On 8/28/2015 3:03 AM, Will Yardley wrote:
> On Fri, Aug 28, 2015 at 01:37:18PM +0900, Stephen J. Turnbull wrote:
>> Mark writes:
>>   > First, apologies if this has been discussed before.  I run a number
>>   > of mailman lists on a Centos 6 platform and mailman 2.1.12-25. This
>>   > version was updated in July as follows:
>>   > https://rhn.redhat.com/errata/RHSA-2015-1417.html and included
>>   > fixes for a number of DMARC issues.  Including "... With this
>>   > update, domains with a "reject" DMARC policy are recognized
>>   > correctly.."
>>
>> Stock Mailman 2.1.12 doesn't do any DMARC detection.  This is quite
>> bizarre that they would backport such a feature rather than update to
>> 2.1.18-1 or later.  Mailman 2.1 is hardly an unstable package.
>
> That's the way most "stable" Linux distributions do it.
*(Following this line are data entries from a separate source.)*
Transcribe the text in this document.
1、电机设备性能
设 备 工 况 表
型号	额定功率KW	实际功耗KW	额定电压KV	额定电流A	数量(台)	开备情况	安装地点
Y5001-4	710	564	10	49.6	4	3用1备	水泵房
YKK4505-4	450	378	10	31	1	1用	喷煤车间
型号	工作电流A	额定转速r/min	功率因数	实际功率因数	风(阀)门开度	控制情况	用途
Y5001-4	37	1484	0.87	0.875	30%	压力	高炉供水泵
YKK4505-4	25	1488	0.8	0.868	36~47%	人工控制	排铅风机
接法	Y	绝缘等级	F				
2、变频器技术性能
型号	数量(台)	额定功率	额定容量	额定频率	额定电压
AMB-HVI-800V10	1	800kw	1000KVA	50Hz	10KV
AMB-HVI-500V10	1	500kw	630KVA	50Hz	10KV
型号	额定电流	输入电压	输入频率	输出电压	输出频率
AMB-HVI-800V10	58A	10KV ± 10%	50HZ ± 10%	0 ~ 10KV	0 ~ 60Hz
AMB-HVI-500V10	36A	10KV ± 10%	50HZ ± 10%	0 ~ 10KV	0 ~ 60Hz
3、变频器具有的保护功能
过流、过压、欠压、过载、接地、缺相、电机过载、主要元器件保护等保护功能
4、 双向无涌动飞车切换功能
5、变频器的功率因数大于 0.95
I think it has a
> lot to do with keeping the complex web of interdependencies in check,
> but probably also has to do with keeping features predictable. Even with
> security issues, generally, they go to quite a bit of work to backport
> things, rather than change versions.
>
> Not sure about 6, but the specific way they backported the changes for
> the DMARC patch on EL5 had to do partially with dependencies... either
> the fact that the normal version didn't depend on dnspython and this one
> did, or the version of dnspython required wasn't available in EL5 (looks
> like they actually ended up vendoring dnspython inside the Mailman
> package).
>
> Folks who want more up to date versions tend to either jump major
> releases more often, use third party repos, rebuild RPMs from upstream,
> or just build from source. We use the vendor provided Mailman package,
> and for the most part, it works for us, though in cases like this, it is
> problematic.
>
> w

It appears to me that if someone were to back-port the DMARC changes
from 2.1.18 back to 2.1.12, then there is a possibility that there
will be problems with the back-port due to code changes between
.12 and .18.  When I looked at the Ubuntu changes, I saw many
changes that were not documented, and I had no idea what they did.
Part of the problem in Ubuntu (or any other packager) who wants
to create a package for a newer Mailman is that all of these
patches, whether created to fix bugs or add features, have to be
re-fitted into the code.  And that takes time.  I am not sure
which process is more prone to introduce errors - re-fitting
patches into a newer Mailman or trying to re-fit DMARC patches
into on older Mailman.

This is why I determined, when I was running a Mailman installation
on Ubuntu, that I would create my own package from the SourceForge
source instead of installing the Ubuntu Mailman package.  It took
me a while to figure out how to do it, but once I did it, I had
the instructions to re-do it for subsequent SF Mailman releases.

I wanted to know exactly what source I was running, so I could get
assistance from the authors via this list.